Thursday, December 20, 2007

If it weren't so cloudy, I could've seen the sun rise this morning.

I woke up very early, for me, thinking about (of all things) my aphasia. Aphasia is simply the loss of the ability to speak or, in some instances, to comprehend language--your own, that is, the one you've been speaking for 22 or 47 or 75 years. It exists in varying degrees; a massive stroke, for instance, can cause complete inability to speak, whereas normal aging usually causes most of us to be unable to call up a word or two now and then.

My aphasia is caused partly by aging and menopause, but primarily by that phenomenon that used to be thought one of women's imaginary troubles, like PMS: chemo-brain. During my Adriamycin/Cytoxan followed by Taxol treatment for my primary breast tumor, in April and May of 2004, I could barely get a sentence out. I'd lose words like "car", having to say, you know, that thing you drive. (Nouns are the first to go.) I did improve after treatment ended, but I never fully recovered, and I'm noticing it worsening again on my Navelbine treatment.
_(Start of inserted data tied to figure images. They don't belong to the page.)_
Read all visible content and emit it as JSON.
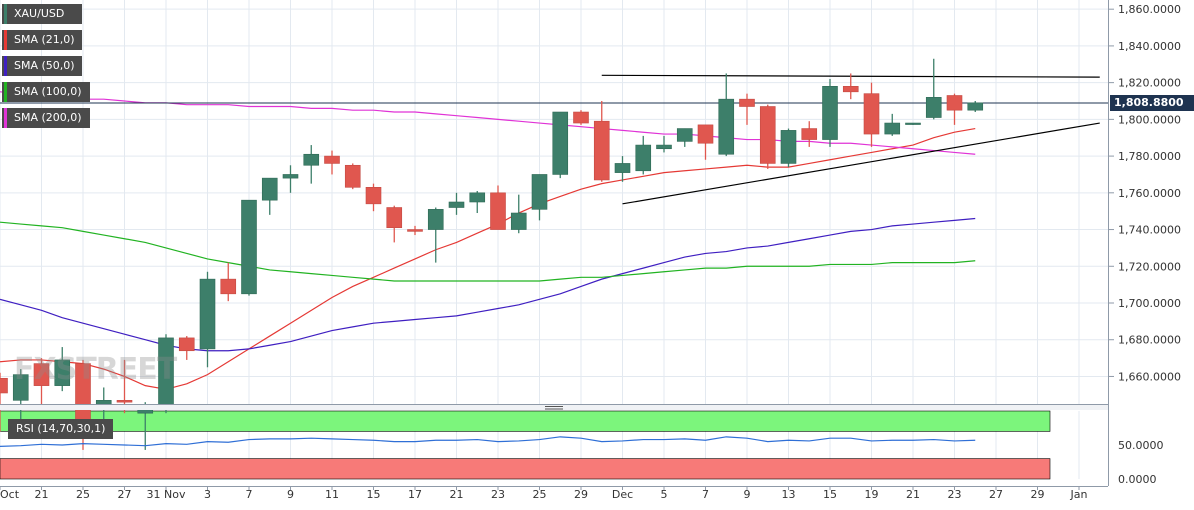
{
  "chart_data": {
    "type": "candlestick",
    "symbol": "XAU/USD",
    "last_price_label": "1,808.8800",
    "last_price": 1808.88,
    "y_axis": {
      "min": 1645,
      "max": 1865,
      "ticks": [
        {
          "value": 1860,
          "label": "1,860.0000"
        },
        {
          "value": 1840,
          "label": "1,840.0000"
        },
        {
          "value": 1820,
          "label": "1,820.0000"
        },
        {
          "value": 1800,
          "label": "1,800.0000"
        },
        {
          "value": 1780,
          "label": "1,780.0000"
        },
        {
          "value": 1760,
          "label": "1,760.0000"
        },
        {
          "value": 1740,
          "label": "1,740.0000"
        },
        {
          "value": 1720,
          "label": "1,720.0000"
        },
        {
          "value": 1700,
          "label": "1,700.0000"
        },
        {
          "value": 1680,
          "label": "1,680.0000"
        },
        {
          "value": 1660,
          "label": "1,660.0000"
        }
      ]
    },
    "x_labels": [
      "Oct",
      "21",
      "25",
      "27",
      "31 Nov",
      "3",
      "7",
      "9",
      "11",
      "15",
      "17",
      "21",
      "23",
      "25",
      "29",
      "Dec",
      "5",
      "7",
      "9",
      "13",
      "15",
      "19",
      "21",
      "23",
      "27",
      "29",
      "Jan"
    ],
    "candles": [
      {
        "o": 1659,
        "h": 1662,
        "l": 1630,
        "c": 1651
      },
      {
        "o": 1647,
        "h": 1664,
        "l": 1630,
        "c": 1661
      },
      {
        "o": 1667,
        "h": 1670,
        "l": 1643,
        "c": 1655
      },
      {
        "o": 1655,
        "h": 1676,
        "l": 1652,
        "c": 1669
      },
      {
        "o": 1667,
        "h": 1669,
        "l": 1620,
        "c": 1633
      },
      {
        "o": 1644,
        "h": 1654,
        "l": 1633,
        "c": 1647
      },
      {
        "o": 1647,
        "h": 1669,
        "l": 1640,
        "c": 1646
      },
      {
        "o": 1640,
        "h": 1646,
        "l": 1620,
        "c": 1642
      },
      {
        "o": 1642,
        "h": 1683,
        "l": 1640,
        "c": 1681
      },
      {
        "o": 1681,
        "h": 1682,
        "l": 1669,
        "c": 1674
      },
      {
        "o": 1675,
        "h": 1717,
        "l": 1665,
        "c": 1713
      },
      {
        "o": 1713,
        "h": 1722,
        "l": 1701,
        "c": 1705
      },
      {
        "o": 1705,
        "h": 1756,
        "l": 1704,
        "c": 1756
      },
      {
        "o": 1756,
        "h": 1768,
        "l": 1748,
        "c": 1768
      },
      {
        "o": 1768,
        "h": 1775,
        "l": 1760,
        "c": 1770
      },
      {
        "o": 1775,
        "h": 1786,
        "l": 1765,
        "c": 1781
      },
      {
        "o": 1780,
        "h": 1783,
        "l": 1770,
        "c": 1776
      },
      {
        "o": 1775,
        "h": 1776,
        "l": 1762,
        "c": 1763
      },
      {
        "o": 1763,
        "h": 1765,
        "l": 1750,
        "c": 1754
      },
      {
        "o": 1752,
        "h": 1753,
        "l": 1733,
        "c": 1741
      },
      {
        "o": 1740,
        "h": 1742,
        "l": 1737,
        "c": 1739
      },
      {
        "o": 1740,
        "h": 1752,
        "l": 1722,
        "c": 1751
      },
      {
        "o": 1752,
        "h": 1760,
        "l": 1748,
        "c": 1755
      },
      {
        "o": 1755,
        "h": 1761,
        "l": 1749,
        "c": 1760
      },
      {
        "o": 1760,
        "h": 1764,
        "l": 1740,
        "c": 1740
      },
      {
        "o": 1740,
        "h": 1759,
        "l": 1738,
        "c": 1749
      },
      {
        "o": 1751,
        "h": 1770,
        "l": 1745,
        "c": 1770
      },
      {
        "o": 1770,
        "h": 1804,
        "l": 1768,
        "c": 1804
      },
      {
        "o": 1804,
        "h": 1805,
        "l": 1797,
        "c": 1798
      },
      {
        "o": 1799,
        "h": 1810,
        "l": 1766,
        "c": 1767
      },
      {
        "o": 1771,
        "h": 1780,
        "l": 1766,
        "c": 1776
      },
      {
        "o": 1772,
        "h": 1791,
        "l": 1770,
        "c": 1786
      },
      {
        "o": 1784,
        "h": 1791,
        "l": 1782,
        "c": 1786
      },
      {
        "o": 1788,
        "h": 1795,
        "l": 1785,
        "c": 1795
      },
      {
        "o": 1797,
        "h": 1797,
        "l": 1778,
        "c": 1787
      },
      {
        "o": 1781,
        "h": 1825,
        "l": 1780,
        "c": 1811
      },
      {
        "o": 1811,
        "h": 1814,
        "l": 1797,
        "c": 1807
      },
      {
        "o": 1807,
        "h": 1808,
        "l": 1773,
        "c": 1776
      },
      {
        "o": 1776,
        "h": 1795,
        "l": 1774,
        "c": 1794
      },
      {
        "o": 1795,
        "h": 1799,
        "l": 1785,
        "c": 1789
      },
      {
        "o": 1789,
        "h": 1822,
        "l": 1785,
        "c": 1818
      },
      {
        "o": 1818,
        "h": 1825,
        "l": 1811,
        "c": 1815
      },
      {
        "o": 1814,
        "h": 1820,
        "l": 1785,
        "c": 1792
      },
      {
        "o": 1792,
        "h": 1803,
        "l": 1791,
        "c": 1798
      },
      {
        "o": 1798,
        "h": 1798,
        "l": 1797,
        "c": 1798
      },
      {
        "o": 1801,
        "h": 1833,
        "l": 1800,
        "c": 1812
      },
      {
        "o": 1813,
        "h": 1814,
        "l": 1797,
        "c": 1805
      },
      {
        "o": 1805,
        "h": 1810,
        "l": 1804,
        "c": 1809
      }
    ],
    "series": [
      {
        "name": "SMA (21,0)",
        "color": "#e53935",
        "values": [
          1668,
          1669,
          1669,
          1668,
          1667,
          1664,
          1660,
          1655,
          1653,
          1656,
          1661,
          1668,
          1675,
          1682,
          1689,
          1696,
          1703,
          1709,
          1714,
          1719,
          1724,
          1729,
          1733,
          1738,
          1743,
          1749,
          1754,
          1758,
          1762,
          1765,
          1767,
          1769,
          1771,
          1772,
          1773,
          1774,
          1775,
          1774,
          1774,
          1776,
          1778,
          1780,
          1782,
          1784,
          1786,
          1790,
          1793,
          1795
        ]
      },
      {
        "name": "SMA (50,0)",
        "color": "#3f1fc1",
        "values": [
          1702,
          1699,
          1696,
          1692,
          1689,
          1686,
          1683,
          1680,
          1677,
          1675,
          1674,
          1674,
          1675,
          1677,
          1679,
          1682,
          1685,
          1687,
          1689,
          1690,
          1691,
          1692,
          1693,
          1695,
          1697,
          1699,
          1702,
          1705,
          1709,
          1713,
          1716,
          1719,
          1722,
          1725,
          1727,
          1728,
          1730,
          1731,
          1733,
          1735,
          1737,
          1739,
          1740,
          1742,
          1743,
          1744,
          1745,
          1746
        ]
      },
      {
        "name": "SMA (100,0)",
        "color": "#22b322",
        "values": [
          1744,
          1743,
          1742,
          1741,
          1739,
          1737,
          1735,
          1733,
          1730,
          1727,
          1724,
          1722,
          1720,
          1718,
          1717,
          1716,
          1715,
          1714,
          1713,
          1712,
          1712,
          1712,
          1712,
          1712,
          1712,
          1712,
          1712,
          1713,
          1714,
          1714,
          1715,
          1716,
          1717,
          1718,
          1719,
          1719,
          1720,
          1720,
          1720,
          1720,
          1721,
          1721,
          1721,
          1722,
          1722,
          1722,
          1722,
          1723
        ]
      },
      {
        "name": "SMA (200,0)",
        "color": "#e033d6",
        "values": [
          1815,
          1814,
          1813,
          1812,
          1811,
          1811,
          1810,
          1809,
          1809,
          1808,
          1808,
          1808,
          1807,
          1807,
          1807,
          1806,
          1806,
          1805,
          1805,
          1804,
          1804,
          1803,
          1802,
          1801,
          1800,
          1799,
          1798,
          1797,
          1796,
          1795,
          1794,
          1793,
          1792,
          1792,
          1791,
          1790,
          1789,
          1789,
          1788,
          1788,
          1787,
          1787,
          1786,
          1785,
          1784,
          1783,
          1782,
          1781
        ]
      }
    ],
    "trendlines": [
      {
        "x1": 29,
        "y1": 1824,
        "x2": 53,
        "y2": 1823
      },
      {
        "x1": 30,
        "y1": 1754,
        "x2": 53,
        "y2": 1798
      }
    ],
    "rsi": {
      "label": "RSI (14,70,30,1)",
      "min": 0,
      "max": 100,
      "overbought": 70,
      "oversold": 30,
      "tick_label": "50.0000",
      "tick_label_zero": "0.0000",
      "values": [
        48,
        49,
        51,
        50,
        52,
        51,
        50,
        49,
        52,
        51,
        55,
        54,
        58,
        59,
        59,
        60,
        59,
        58,
        57,
        55,
        55,
        57,
        57,
        58,
        55,
        56,
        58,
        62,
        60,
        55,
        56,
        58,
        58,
        59,
        57,
        62,
        60,
        55,
        57,
        56,
        60,
        60,
        56,
        57,
        57,
        58,
        56,
        57
      ]
    }
  },
  "legend": [
    {
      "label": "XAU/USD",
      "color": "#3d7f6a"
    },
    {
      "label": "SMA (21,0)",
      "color": "#e53935"
    },
    {
      "label": "SMA (50,0)",
      "color": "#3f1fc1"
    },
    {
      "label": "SMA (100,0)",
      "color": "#22b322"
    },
    {
      "label": "SMA (200,0)",
      "color": "#e033d6"
    }
  ],
  "watermark": "FXSTREET",
  "colors": {
    "up": "#3d7f6a",
    "down": "#e0574f",
    "grid": "#e3e9f0",
    "price_line": "#1e3350"
  }
}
"Gee! You don't sound aphasic!", you might be thinking. That's one of the things I love about writing. If I forget a word, I can use an online thesaurus, dictionary, or encyclopedia to track it down (and I absolutely did in the composing of this very post). In a conversation, I just stand there frustrated and embarrassed.
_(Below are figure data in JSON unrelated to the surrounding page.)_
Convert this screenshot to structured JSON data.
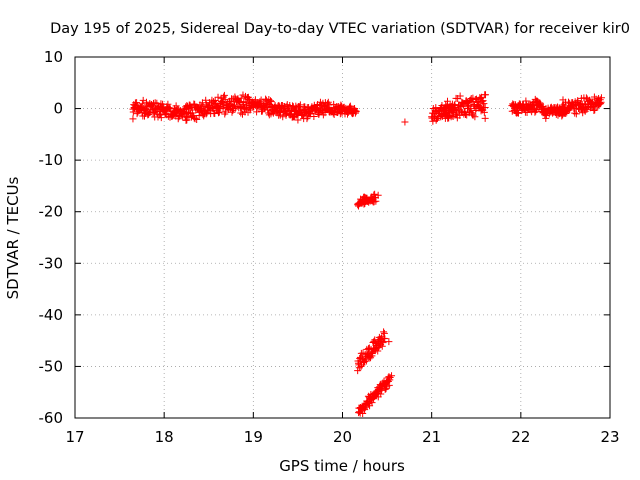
{
  "chart_data": {
    "type": "scatter",
    "title": "Day 195 of 2025, Sidereal Day-to-day VTEC variation (SDTVAR) for receiver kir0",
    "xlabel": "GPS time / hours",
    "ylabel": "SDTVAR / TECUs",
    "xlim": [
      17,
      23
    ],
    "ylim": [
      -60,
      10
    ],
    "xticks": [
      "17",
      "18",
      "19",
      "20",
      "21",
      "22",
      "23"
    ],
    "yticks": [
      "10",
      "0",
      "-10",
      "-20",
      "-30",
      "-40",
      "-50",
      "-60"
    ],
    "grid": true,
    "marker": "+",
    "series": [
      {
        "name": "SDTVAR",
        "color": "#ff0000",
        "bands": [
          {
            "x": [
              17.65,
              18.25
            ],
            "y_center": [
              0.3,
              -0.8
            ],
            "spread": 2.2
          },
          {
            "x": [
              18.25,
              18.6
            ],
            "y_center": [
              -0.8,
              0.6
            ],
            "spread": 2.4
          },
          {
            "x": [
              18.6,
              18.95
            ],
            "y_center": [
              0.6,
              0.9
            ],
            "spread": 2.6
          },
          {
            "x": [
              18.95,
              19.5
            ],
            "y_center": [
              0.9,
              -0.6
            ],
            "spread": 2.2
          },
          {
            "x": [
              19.5,
              19.85
            ],
            "y_center": [
              -0.6,
              0.2
            ],
            "spread": 2.2
          },
          {
            "x": [
              19.85,
              20.15
            ],
            "y_center": [
              -0.2,
              -0.4
            ],
            "spread": 1.4
          },
          {
            "x": [
              20.17,
              20.37
            ],
            "y_center": [
              -18.2,
              -17.3
            ],
            "spread": 1.0
          },
          {
            "x": [
              20.17,
              20.47
            ],
            "y_center": [
              -49.5,
              -44.5
            ],
            "spread": 2.2
          },
          {
            "x": [
              20.18,
              20.53
            ],
            "y_center": [
              -59.0,
              -52.5
            ],
            "spread": 1.6
          },
          {
            "x": [
              21.0,
              21.25
            ],
            "y_center": [
              -1.5,
              0.0
            ],
            "spread": 2.0
          },
          {
            "x": [
              21.15,
              21.6
            ],
            "y_center": [
              0.0,
              0.6
            ],
            "spread": 3.2
          },
          {
            "x": [
              21.9,
              22.25
            ],
            "y_center": [
              0.3,
              0.5
            ],
            "spread": 1.8
          },
          {
            "x": [
              22.25,
              22.5
            ],
            "y_center": [
              -0.6,
              -0.3
            ],
            "spread": 1.2
          },
          {
            "x": [
              22.45,
              22.9
            ],
            "y_center": [
              0.0,
              1.2
            ],
            "spread": 2.2
          }
        ],
        "outliers": [
          {
            "x": 17.65,
            "y": -2.0
          },
          {
            "x": 20.4,
            "y": -16.8
          },
          {
            "x": 20.52,
            "y": -45.2
          },
          {
            "x": 20.55,
            "y": -51.8
          },
          {
            "x": 20.7,
            "y": -2.6
          },
          {
            "x": 21.6,
            "y": -1.9
          },
          {
            "x": 22.28,
            "y": -1.9
          }
        ]
      }
    ]
  }
}
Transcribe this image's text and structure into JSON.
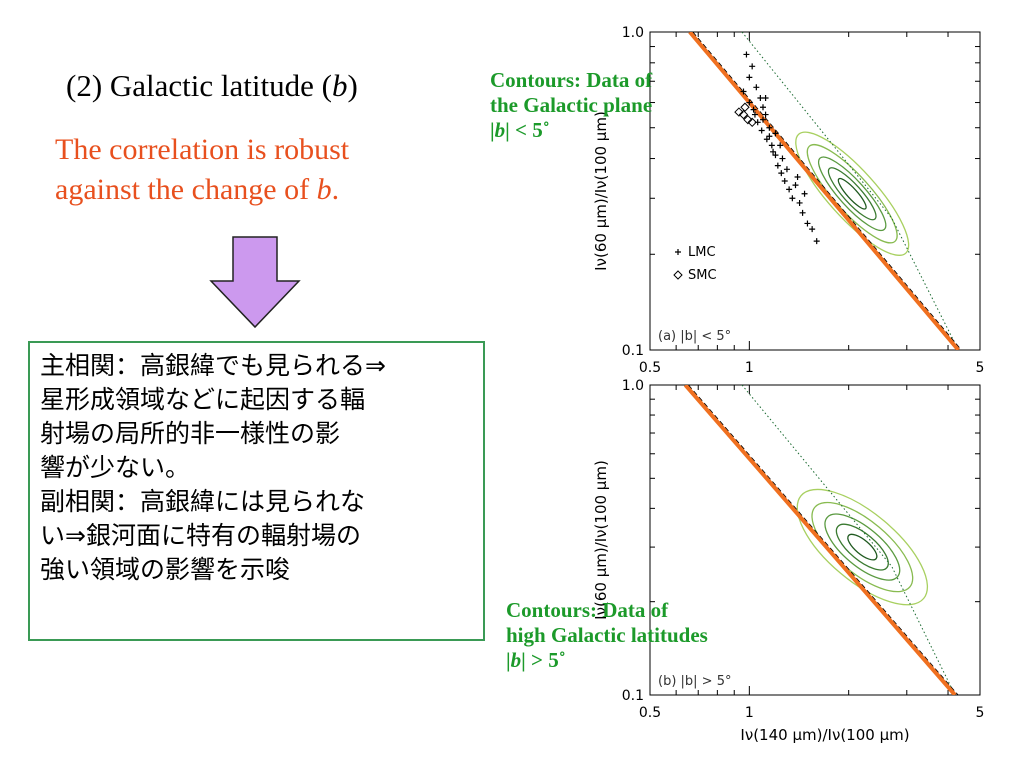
{
  "slide": {
    "heading_prefix": "(2) Galactic latitude (",
    "heading_var": "b",
    "heading_suffix": ")",
    "finding_line1": "The correlation is robust",
    "finding_line2_prefix": "against the change of ",
    "finding_line2_var": "b",
    "finding_line2_suffix": ".",
    "arrow_color": "#cc99ee",
    "box": {
      "line1": "主相関：高銀緯でも見られる⇒",
      "line2": "星形成領域などに起因する輻",
      "line3": "射場の局所的非一様性の影",
      "line4": "響が少ない。",
      "line5": "副相関：高銀緯には見られな",
      "line6": "い⇒銀河面に特有の輻射場の",
      "line7": "強い領域の影響を示唆"
    },
    "label_top": {
      "line1": "Contours: Data of",
      "line2": "the Galactic plane",
      "line3_pre": "|",
      "line3_var": "b",
      "line3_post": "| < 5˚"
    },
    "label_bottom": {
      "line1": "Contours: Data of",
      "line2": "high Galactic latitudes",
      "line3_pre": "|",
      "line3_var": "b",
      "line3_post": "| > 5˚"
    }
  },
  "chart_data": [
    {
      "type": "scatter",
      "panel_label": "(a) |b| < 5°",
      "xscale": "log",
      "yscale": "log",
      "xlim": [
        0.5,
        5
      ],
      "ylim": [
        0.1,
        1.0
      ],
      "xticks": [
        "0.5",
        "1",
        "5"
      ],
      "yticks": [
        "1.0",
        "0.1"
      ],
      "xlabel": "",
      "ylabel": "Iν(60 μm)/Iν(100 μm)",
      "legend": [
        {
          "marker": "+",
          "name": "LMC"
        },
        {
          "marker": "◇",
          "name": "SMC"
        }
      ],
      "series": [
        {
          "name": "LMC",
          "marker": "+",
          "points": [
            [
              0.98,
              0.85
            ],
            [
              1.02,
              0.78
            ],
            [
              1.0,
              0.72
            ],
            [
              1.05,
              0.67
            ],
            [
              1.08,
              0.62
            ],
            [
              1.1,
              0.58
            ],
            [
              1.12,
              0.55
            ],
            [
              1.15,
              0.5
            ],
            [
              1.0,
              0.6
            ],
            [
              1.03,
              0.57
            ],
            [
              1.06,
              0.52
            ],
            [
              1.09,
              0.49
            ],
            [
              1.13,
              0.46
            ],
            [
              1.17,
              0.44
            ],
            [
              1.2,
              0.41
            ],
            [
              1.22,
              0.38
            ],
            [
              1.25,
              0.36
            ],
            [
              1.28,
              0.34
            ],
            [
              1.32,
              0.32
            ],
            [
              1.35,
              0.3
            ],
            [
              1.1,
              0.53
            ],
            [
              1.15,
              0.47
            ],
            [
              1.18,
              0.42
            ],
            [
              1.26,
              0.4
            ],
            [
              1.3,
              0.37
            ],
            [
              1.38,
              0.33
            ],
            [
              1.42,
              0.29
            ],
            [
              1.45,
              0.27
            ],
            [
              1.5,
              0.25
            ],
            [
              1.55,
              0.24
            ],
            [
              1.12,
              0.62
            ],
            [
              1.2,
              0.48
            ],
            [
              1.24,
              0.44
            ],
            [
              0.96,
              0.65
            ],
            [
              1.04,
              0.55
            ],
            [
              1.4,
              0.35
            ],
            [
              1.6,
              0.22
            ],
            [
              1.47,
              0.31
            ]
          ]
        },
        {
          "name": "SMC",
          "marker": "diamond",
          "points": [
            [
              0.93,
              0.56
            ],
            [
              0.96,
              0.55
            ],
            [
              0.99,
              0.53
            ],
            [
              1.02,
              0.52
            ],
            [
              0.97,
              0.58
            ]
          ]
        }
      ],
      "contours": "Data of the Galactic plane",
      "fit_line": {
        "color": "#f07020",
        "points": [
          [
            0.66,
            1.0
          ],
          [
            4.3,
            0.1
          ]
        ]
      },
      "dotted_line": {
        "points": [
          [
            0.95,
            1.0
          ],
          [
            2.7,
            0.26
          ],
          [
            4.3,
            0.1
          ]
        ]
      }
    },
    {
      "type": "scatter",
      "panel_label": "(b) |b| > 5°",
      "xscale": "log",
      "yscale": "log",
      "xlim": [
        0.5,
        5
      ],
      "ylim": [
        0.1,
        1.0
      ],
      "xticks": [
        "0.5",
        "1",
        "5"
      ],
      "yticks": [
        "1.0",
        "0.1"
      ],
      "xlabel": "Iν(140 μm)/Iν(100 μm)",
      "ylabel": "Iν(60 μm)/Iν(100 μm)",
      "contours": "Data of high Galactic latitudes",
      "fit_line": {
        "color": "#f07020",
        "points": [
          [
            0.64,
            1.0
          ],
          [
            4.2,
            0.1
          ]
        ]
      },
      "dotted_line": {
        "points": [
          [
            0.95,
            1.0
          ],
          [
            2.7,
            0.26
          ],
          [
            4.2,
            0.1
          ]
        ]
      }
    }
  ]
}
I've been fortunate to have very little of the most difficult symptoms of cancer and side effects of treatment, such as nausea and pain (though I do have significant fatigue). But I realized the other day that, having been a person who made her living advocating for others--speaking for them in various situations, such as providing testimony regarding bills that affect people with disabilities--losing my facility with words, my ability to articulate exactly what I mean--has been absolutely the hardest thing for me to handle about my "new normal", as we call it on my list for persons with breast cancer metastases.

It's a small thing, but it's part of me, and I mourn it.